The answered ranged from the trite "On the day you can't face your check book, come check your Facebook" to the profane (which I won’t repeat) to some solid advice like “Social media is changing the way all businesses can market their products and services. As part of the larger marketing campaign, social media can be a powerful way for business owners to connect with clients and prospective clients.“ A couple of people also suggested outsourcing/hiring an intern.
I looked at this question and a number of follow up ones popped into mind. Like: what kind of business; why don’t they have time; and how did the discussion around social media start in the first place?

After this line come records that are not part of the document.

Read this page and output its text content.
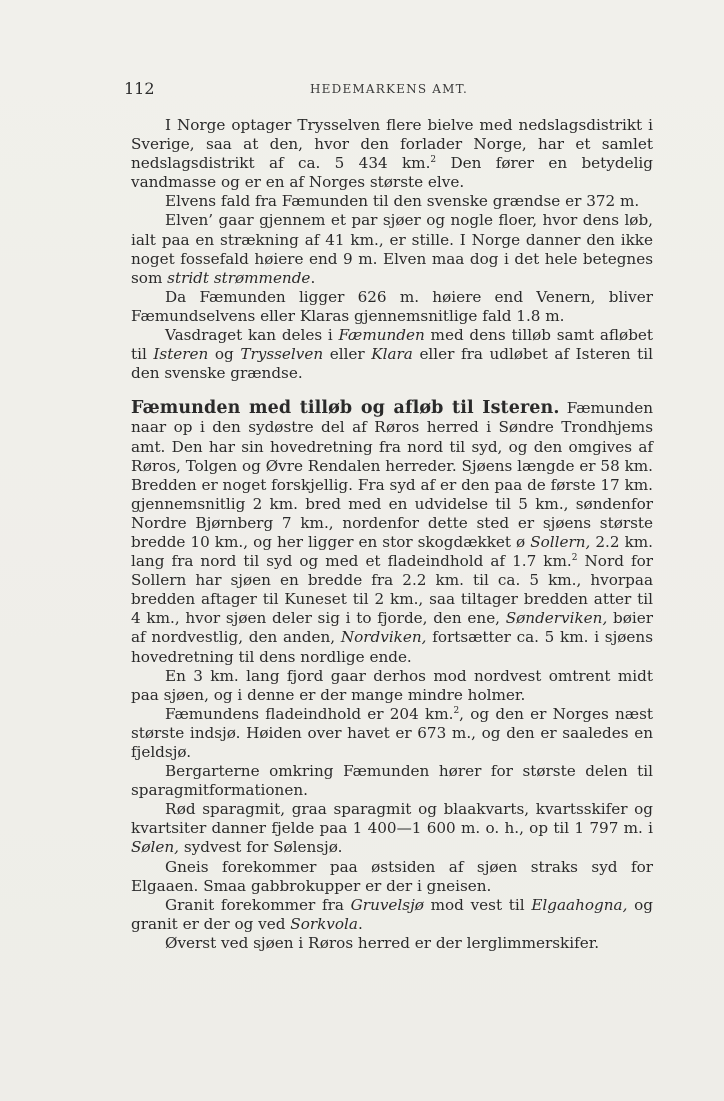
112	HEDEMARKENS AMT.

I Norge optager Trysselven flere bielve med nedslagsdistrikt i Sverige, saa at den, hvor den forlader Norge, har et samlet nedslagsdistrikt af ca. 5 434 km.$^2$ Den fører en betydelig vandmasse og er en af Norges største elve.

Elvens fald fra Fæmunden til den svenske grændse er 372 m.

Elven’ gaar gjennem et par sjøer og nogle floer, hvor dens løb, ialt paa en strækning af 41 km., er stille. I Norge danner den ikke noget fossefald høiere end 9 m. Elven maa dog i det hele betegnes som stridt strømmende.

Da Fæmunden ligger 626 m. høiere end Venern, bliver Fæmundselvens eller Klaras gjennemsnitlige fald 1.8 m.

Vasdraget kan deles i Fæmunden med dens tilløb samt afløbet til Isteren og Trysselven eller Klara eller fra udløbet af Isteren til den svenske grændse.

Fæmunden med tilløb og afløb til Isteren. Fæmunden naar op i den sydøstre del af Røros herred i Søndre Trondhjems amt. Den har sin hovedretning fra nord til syd, og den omgives af Røros, Tolgen og Øvre Rendalen herreder. Sjøens længde er 58 km. Bredden er noget forskjellig. Fra syd af er den paa de første 17 km. gjennemsnitlig 2 km. bred med en udvidelse til 5 km., søndenfor Nordre Bjørnberg 7 km., nordenfor dette sted er sjøens største bredde 10 km., og her ligger en stor skogdækket ø Sollern, 2.2 km. lang fra nord til syd og med et fladeindhold af 1.7 km.$^2$ Nord for Sollern har sjøen en bredde fra 2.2 km. til ca. 5 km., hvorpaa bredden aftager til Kuneset til 2 km., saa tiltager bredden atter til 4 km., hvor sjøen deler sig i to fjorde, den ene, Søndervіken, bøier af nordvestlig, den anden, Nordviken, fortsætter ca. 5 km. i sjøens hovedretning til dens nordlige ende.

En 3 km. lang fjord gaar derhos mod nordvest omtrent midt paa sjøen, og i denne er der mange mindre holmer.

Fæmundens fladeindhold er 204 km.$^2$, og den er Norges næst største indsjø. Høiden over havet er 673 m., og den er saaledes en fjeldsjø.

Bergarterne omkring Fæmunden hører for største delen til sparagmitformationen.

Rød sparagmit, graa sparagmit og blaakvarts, kvartsskifer og kvartsiter danner fjelde paa 1 400—1 600 m. o. h., op til 1 797 m. i Sølen, sydvest for Sølensjø.

Gneis forekommer paa østsiden af sjøen straks syd for Elgaaen. Smaa gabbrokupper er der i gneisen.

Granit forekommer fra Gruvelsjø mod vest til Elgaahogna, og granit er der og ved Sorkvola.

Øverst ved sjøen i Røros herred er der lerglimmerskifer.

Here’s my take on this question. Making the assumption that this is a small business owner who is being somewhat successful today, I would think they are either selling in a B2B environment or very specialty B2C one (and I put non-chain restaurants in that category). I don’t think there are too many other types of small businesses out there unless we are talking about gas stations, convenience stores, or franchises.
Social media (social marketing actually) is about taking steps to help prospective customers find you. The days of effective checkbook marketing where you pay to place an ad, or pay a telemarketing firm, or pay for a list and drop a direct mail piece, are rapidly waning. Media audience and attention is fractured. Direct mail is cluttered and telephone calls go unanswered.
You need to help people find you and to do that, you have to go where they are. They are online. On Facebook. Using search. Reading opinions and reviews.
One of my favorite words that I learned in high school is solipsism. In the literal, it means “The theory or view that the self is the only reality”. In a marketing world, it is the view that your reality is everyone else’s and it is a very dangerous way to do marketing because you do what you like and what you would respond to (and not necessarily what works for your prospective customers).
I think that is one of the challenges that small businesses and their owners have with social marketing. They don’t know the sites, the usage, the opportunity, because they often don’t have the time to use them or the inclination to learn them. I work with a lot of clients who sell to business owners age 40+. They comment that social media does them no good because those owners aren’t on Facebook or reading reviews, etc.. But when I point out to them that the owners may not be there, but the people the owners assign to do the research for a new solution to the problem are probably on the social sites, light bulbs get lit up.
Yes, it takes time – to write, to comment, to read, to strategize. But if you don’t make the time now, my thought is that you will have the time later (when business drops off).
As to the outsourcing answer – you can always outsource the technology part of social marketing to reduce your time investment, but the content needs to be real. It needs to have value. It needs to have passion. If you can outsource or assign that part, great. If not, put away the checkbook and start marketing with the passion that causes you to come to work everyday.
So what’s your answer? What would you say to someone who doesn’t have time to use social media in their marketing efforts?